VM Detection Tricks, Part 2: Driver Thread Fingerprinting

This year we’re documenting a series of new and as-yet undocumented VM detection tricks. These detection tricks will be focused on 64-bit Windows 10 or Windows Server 2019 guests, targeting a variety of VM platforms.

In the first article we investigated the use of physical memory maps as a way of distinguishing between real and virtualized hardware. While hardware discrepancies are a rich source of VM detection tricks, it is also worth looking at the guest-side software used by virtualization solutions.

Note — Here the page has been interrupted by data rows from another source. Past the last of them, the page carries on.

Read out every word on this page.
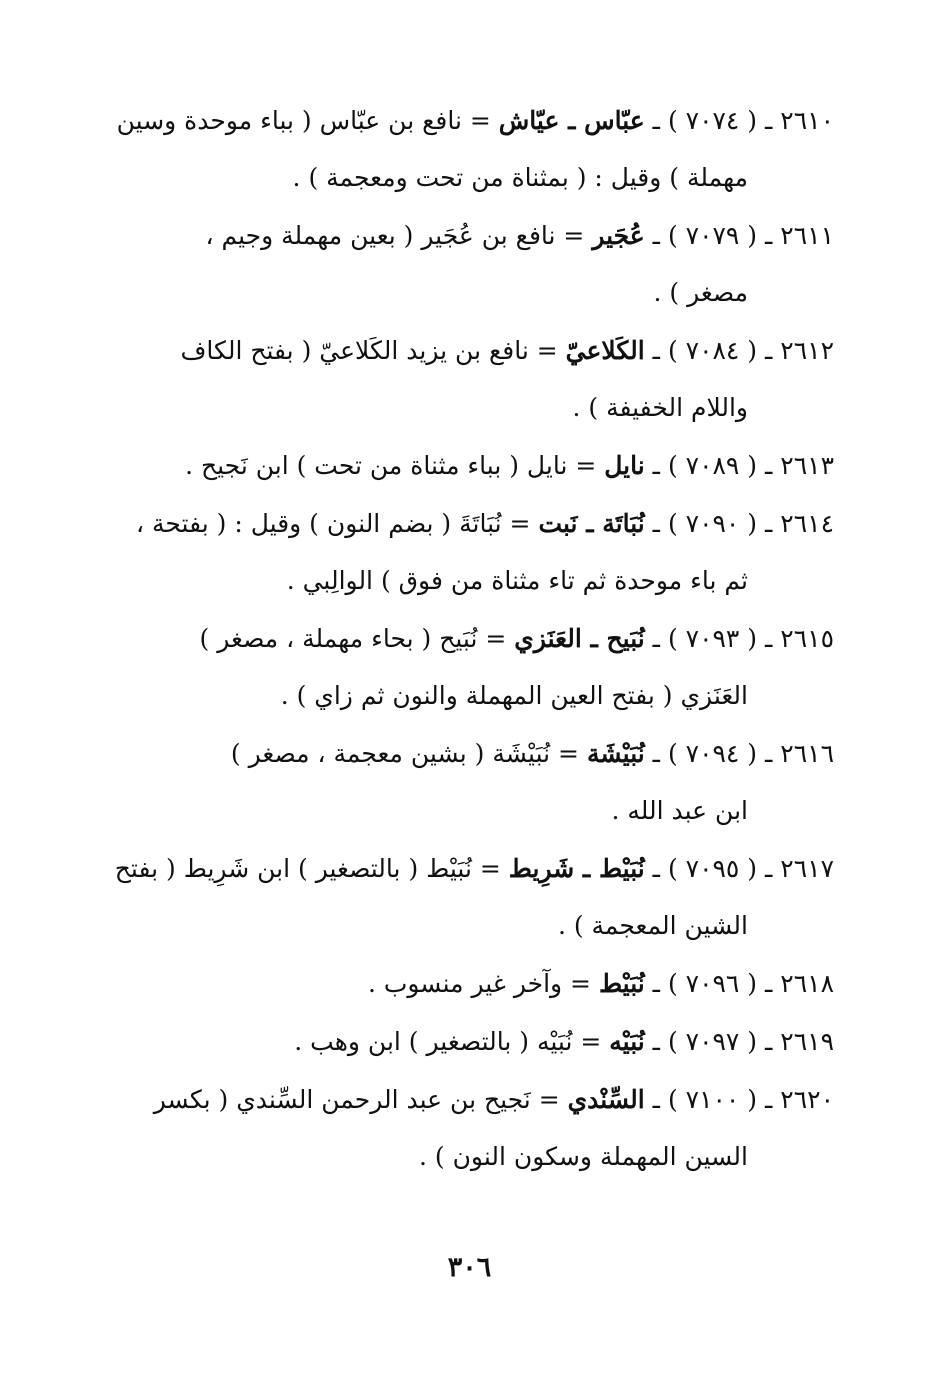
٢٦١٠ ـ ( ٧٠٧٤ ) ـ عبّاس ـ عيّاش = نافع بن عبّاس ( بباء موحدة وسين
مهملة ) وقيل : ( بمثناة من تحت ومعجمة ) .
٢٦١١ ـ ( ٧٠٧٩ ) ـ عُجَير = نافع بن عُجَير ( بعين مهملة وجيم ،
مصغر ) .
٢٦١٢ ـ ( ٧٠٨٤ ) ـ الكَلاعيّ = نافع بن يزيد الكَلاعيّ ( بفتح الكاف
واللام الخفيفة ) .
٢٦١٣ ـ ( ٧٠٨٩ ) ـ نايل = نايل ( بباء مثناة من تحت ) ابن نَجيح .
٢٦١٤ ـ ( ٧٠٩٠ ) ـ نُبَاتَة ـ نَبت = نُبَاتَةَ ( بضم النون ) وقيل : ( بفتحة ،
ثم باء موحدة ثم تاء مثناة من فوق ) الوالِبي .
٢٦١٥ ـ ( ٧٠٩٣ ) ـ نُبَيح ـ العَنَزي = نُبَيح ( بحاء مهملة ، مصغر )
العَنَزي ( بفتح العين المهملة والنون ثم زاي ) .
٢٦١٦ ـ ( ٧٠٩٤ ) ـ نُبَيْشَة = نُبَيْشَة ( بشين معجمة ، مصغر )
ابن عبد الله .
٢٦١٧ ـ ( ٧٠٩٥ ) ـ نُبَيْط ـ شَرِيط = نُبَيْط ( بالتصغير ) ابن شَرِيط ( بفتح
الشين المعجمة ) .
٢٦١٨ ـ ( ٧٠٩٦ ) ـ نُبَيْط = وآخر غير منسوب .
٢٦١٩ ـ ( ٧٠٩٧ ) ـ نُبَيْه = نُبَيْه ( بالتصغير ) ابن وهب .
٢٦٢٠ ـ ( ٧١٠٠ ) ـ السِّنْدي = نَجيح بن عبد الرحمن السِّندي ( بكسر
السين المهملة وسكون النون ) .
٣٠٦
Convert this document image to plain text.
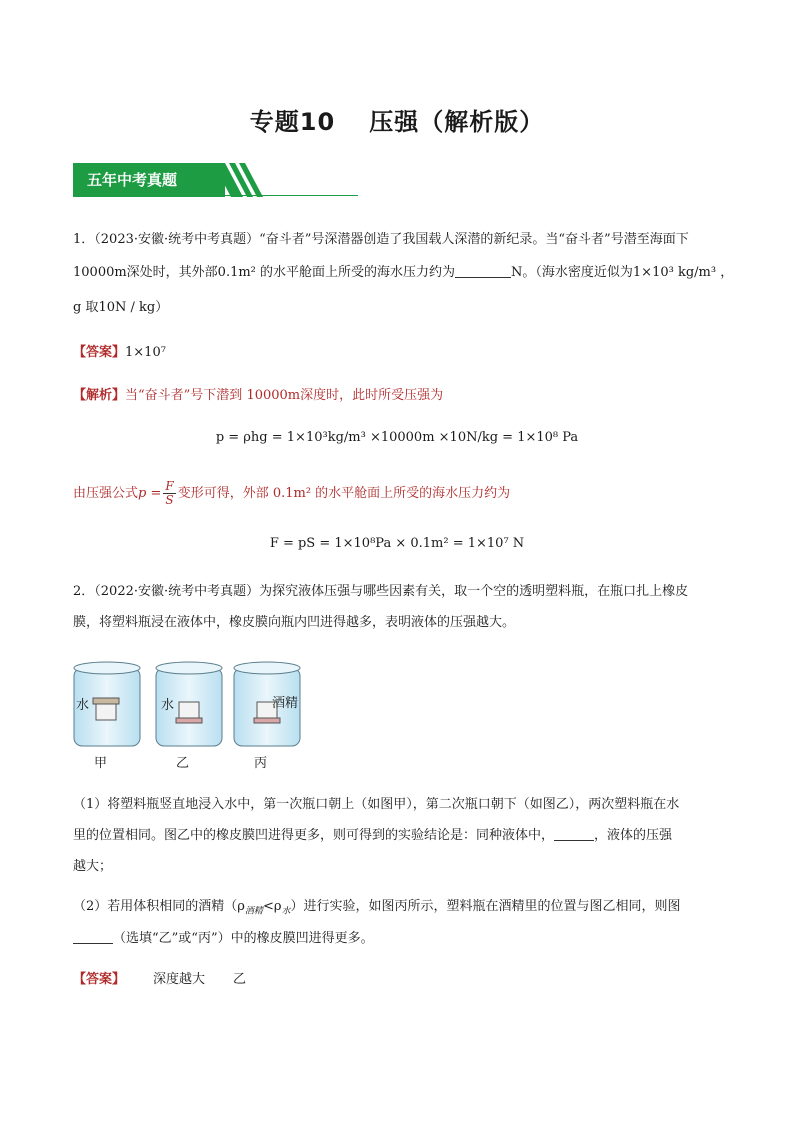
专题10 压强（解析版）
五年中考真题
1．（2023·安徽·统考中考真题）“奋斗者”号深潜器创造了我国载人深潜的新纪录。当“奋斗者”号潜至海面下
10000m深处时，其外部0.1m² 的水平舱面上所受的海水压力约为	N。（海水密度近似为1×10³ kg/m³ ，
g 取10N / kg）
【答案】1×10⁷
【解析】当“奋斗者”号下潜到 10000m深度时，此时所受压强为
p = ρhg = 1×10³kg/m³ ×10000m ×10N/kg = 1×10⁸ Pa
由压强公式$p = \frac{F}{S}$ 变形可得，外部 0.1m² 的水平舱面上所受的海水压力约为
F = pS = 1×10⁸Pa × 0.1m² = 1×10⁷ N
2．（2022·安徽·统考中考真题）为探究液体压强与哪些因素有关，取一个空的透明塑料瓶，在瓶口扎上橡皮
膜，将塑料瓶浸在液体中，橡皮膜向瓶内凹进得越多，表明液体的压强越大。
水	水	酒精
甲	乙	丙
（1）将塑料瓶竖直地浸入水中，第一次瓶口朝上（如图甲），第二次瓶口朝下（如图乙），两次塑料瓶在水
里的位置相同。图乙中的橡皮膜凹进得更多，则可得到的实验结论是：同种液体中，	，液体的压强
越大；
（2）若用体积相同的酒精$(\rho_{酒精}<\rho_水)$进行实验，如图丙所示，塑料瓶在酒精里的位置与图乙相同，则图
（选填“乙”或“丙”）中的橡皮膜凹进得更多。
【答案】 深度越大 乙
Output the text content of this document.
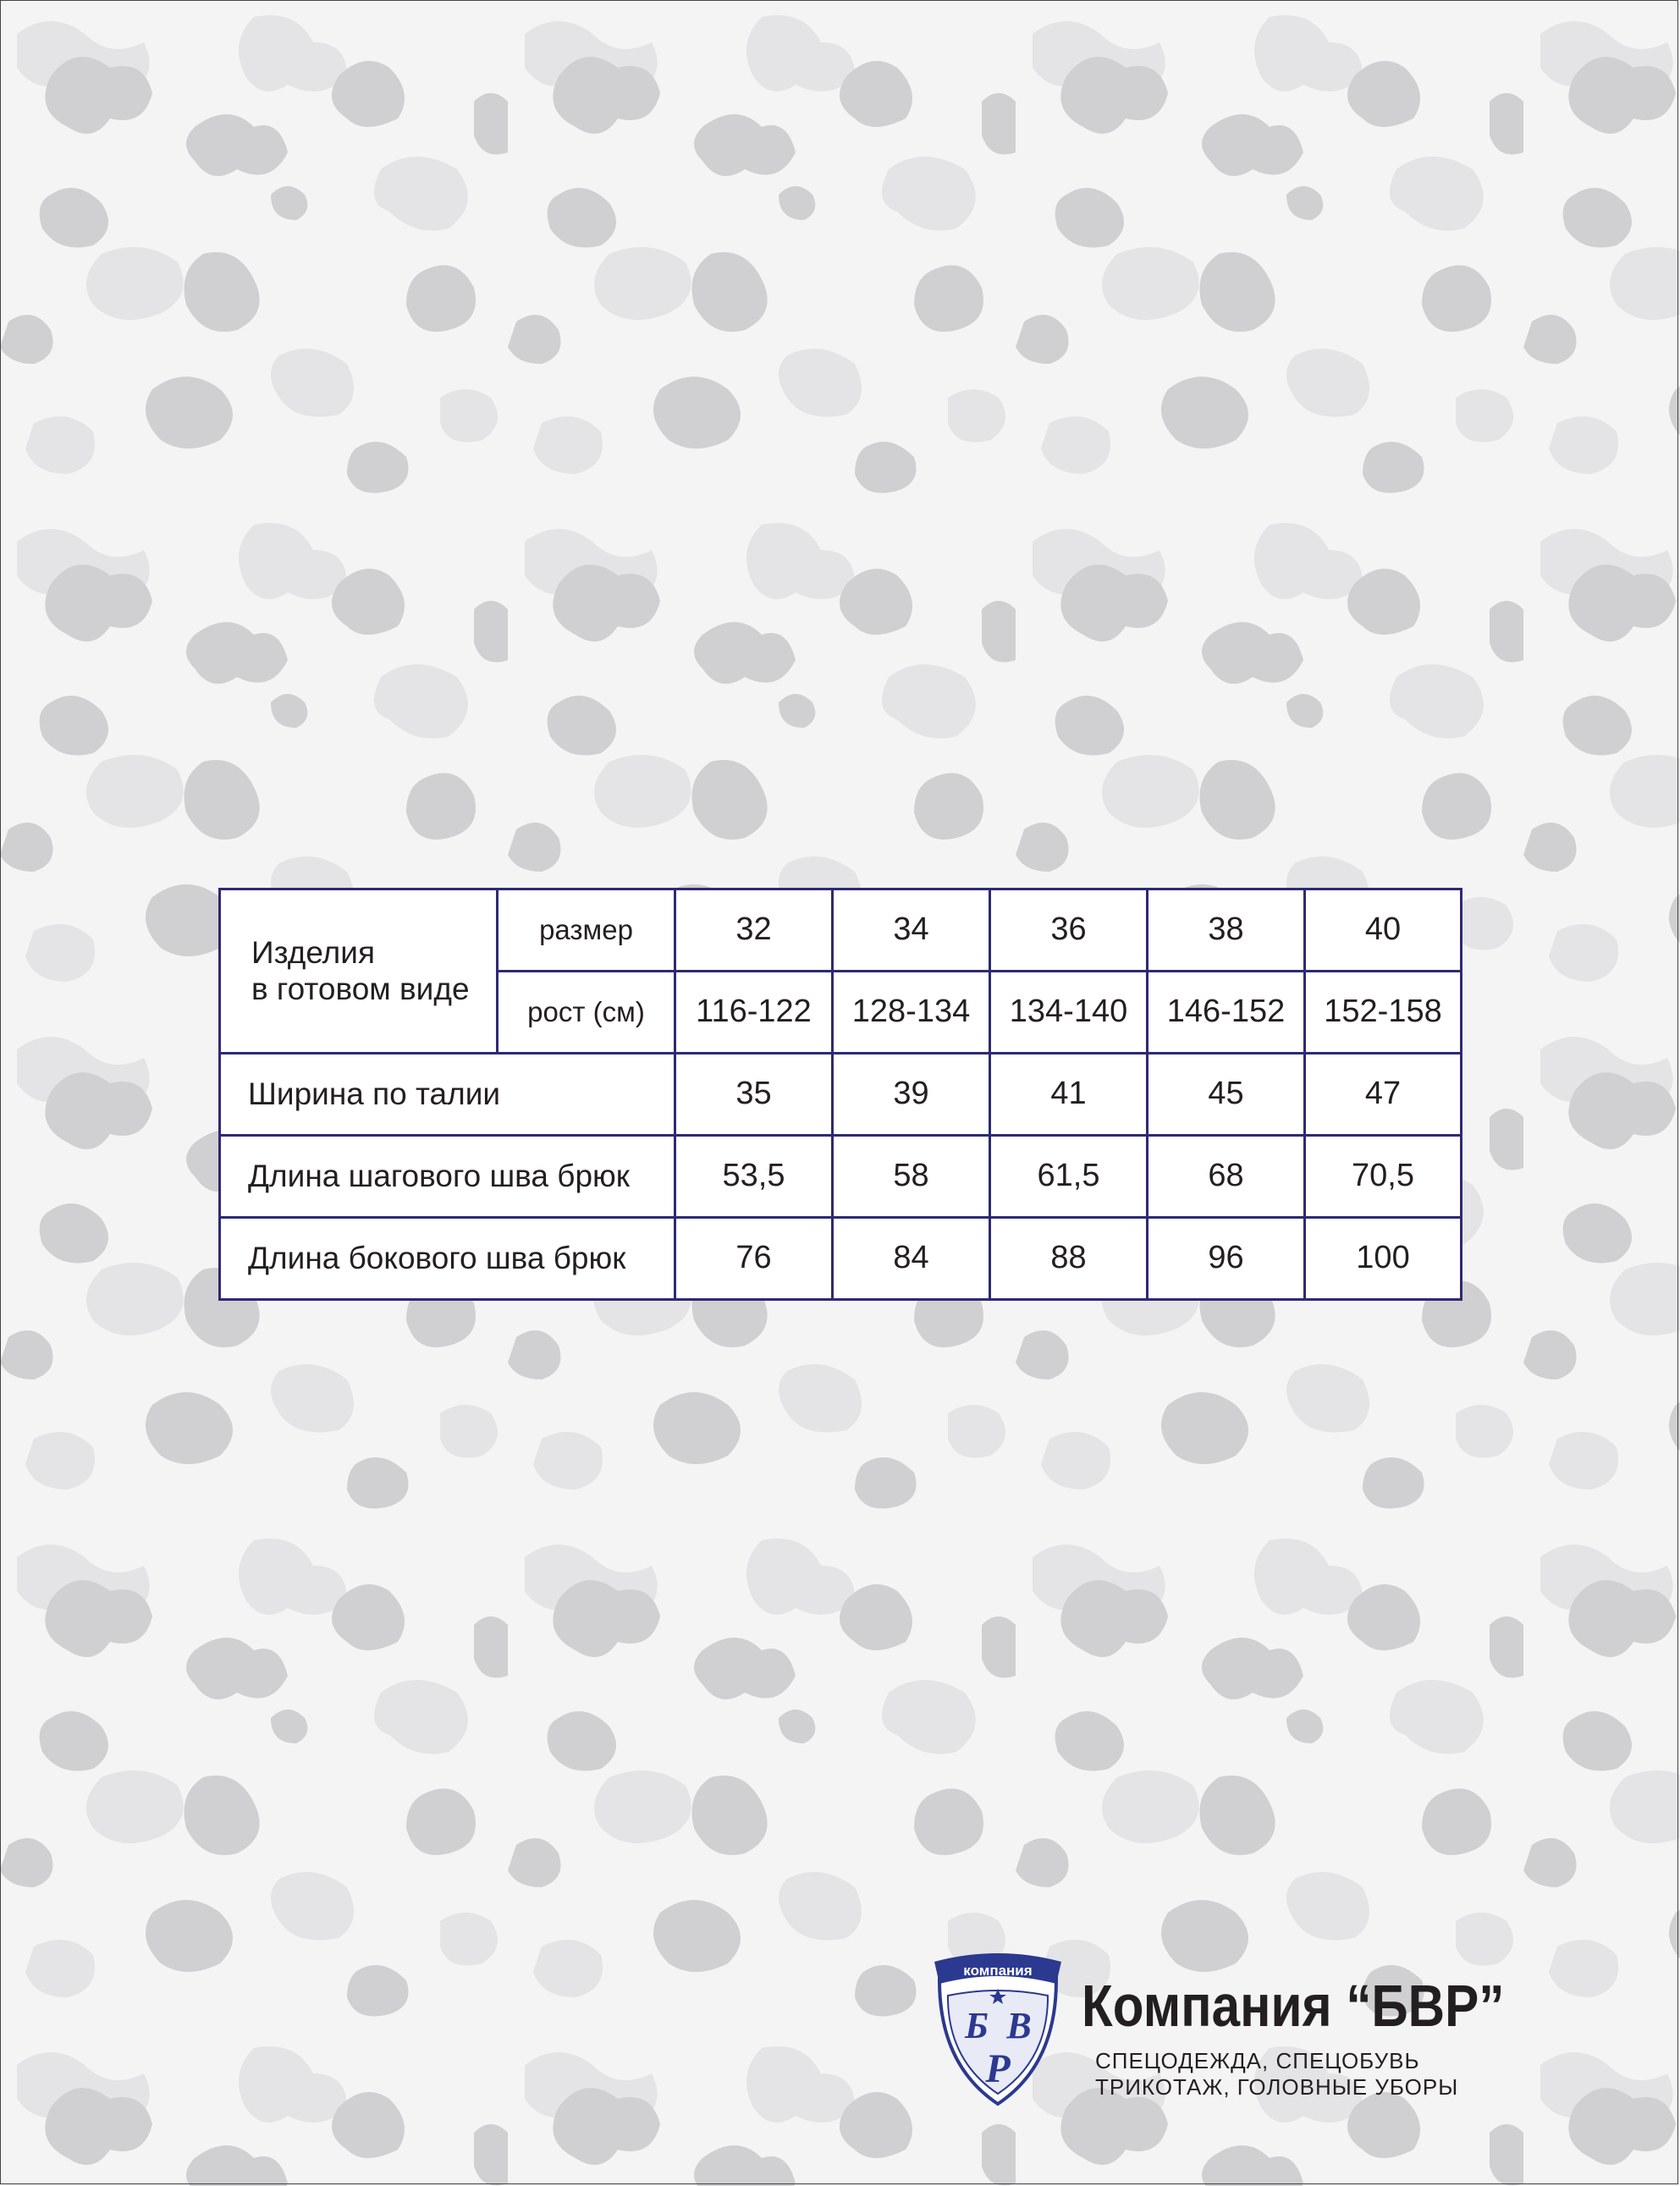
Изделия
в готовом виде	размер	32	34	36	38	40
	рост (см)	116-122	128-134	134-140	146-152	152-158
Ширина по талии		35	39	41	45	47
Длина шагового шва брюк		53,5	58	61,5	68	70,5
Длина бокового шва брюк		76	84	88	96	100
компания
Б В
Р
Компания “БВР”
СПЕЦОДЕЖДА, СПЕЦОБУВЬ
ТРИКОТАЖ, ГОЛОВНЫЕ УБОРЫ
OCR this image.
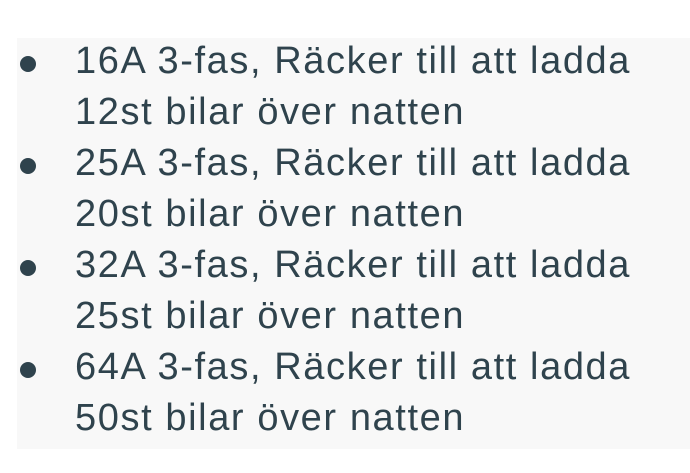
16A 3-fas, Räcker till att ladda
12st bilar över natten
25A 3-fas, Räcker till att ladda
20st bilar över natten
32A 3-fas, Räcker till att ladda
25st bilar över natten
64A 3-fas, Räcker till att ladda
50st bilar över natten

This month’s trick was discovered accidentally, while researching something unrelated, but it is actually useful for much more than just VM detection. You can use this trick to stealthily discover the presence of almost any driver on the system you’re executing code on, using only a common multi-purpose API, without ever interacting with the driver service or driver files. Not only that, but it also leaks the addresses of driver code in kernel memory space, which is useful in driver exploitation scenarios. Proof of concept source code can be found here.

The trick, put simply, involves detecting kernel mode drivers by the threads that they create. Since drivers may create a certain number of threads, with varying predictable properties, these attributes can be used to fingerprint them and build heuristics that are useful for detection.

While looking through various system information in Process Explorer, I noticed that thread information for the System process (PID 4) was shown even when it was run without administrative privileges. This information includes the starting address of the thread, which Process Explorer helpfully translates to a name and offset using symbols.

The system process contains kernel and driver threads. On a Hyper-V guest I was able to see a large number of threads from the vmbus.sys driver.

Another screenshot of Process Explorer's threads tab on the System (PID 4) process. The vertical scrollbar on the thread details list is now around half way down. The list shows a large number of threads whose start addresses point to various offsets in vmbus.sys, with the first being vmbus.sys+0x4230, the second being vmbus.sys+0x4410, and the remainder all being vmbus.sys+0x5130.

Out of curiosity, I wondered exactly how many threads were started at each address within that driver. The numbers came out as follows:

vmbus.sys+0x4230: 1
vmbus.sys+0x4410: 1
vmbus.sys+0x5130: 336

The large number of threads at that last address is interesting. Take a look at the number of virtual CPU cores that this VM happens to have assigned to it:

If you multiply 112 by 3 you get 336, which feels too coincidental to be by accident. The vmbus.sys driver seems to spawn three threads per CPU core, all at the same starting address, plus two other threads with addresses a little lower down. To confirm this, I powered the VM down and changed the number of CPUs it was given, then tried again. The thread count at this offset was always three times the number of logical CPUs.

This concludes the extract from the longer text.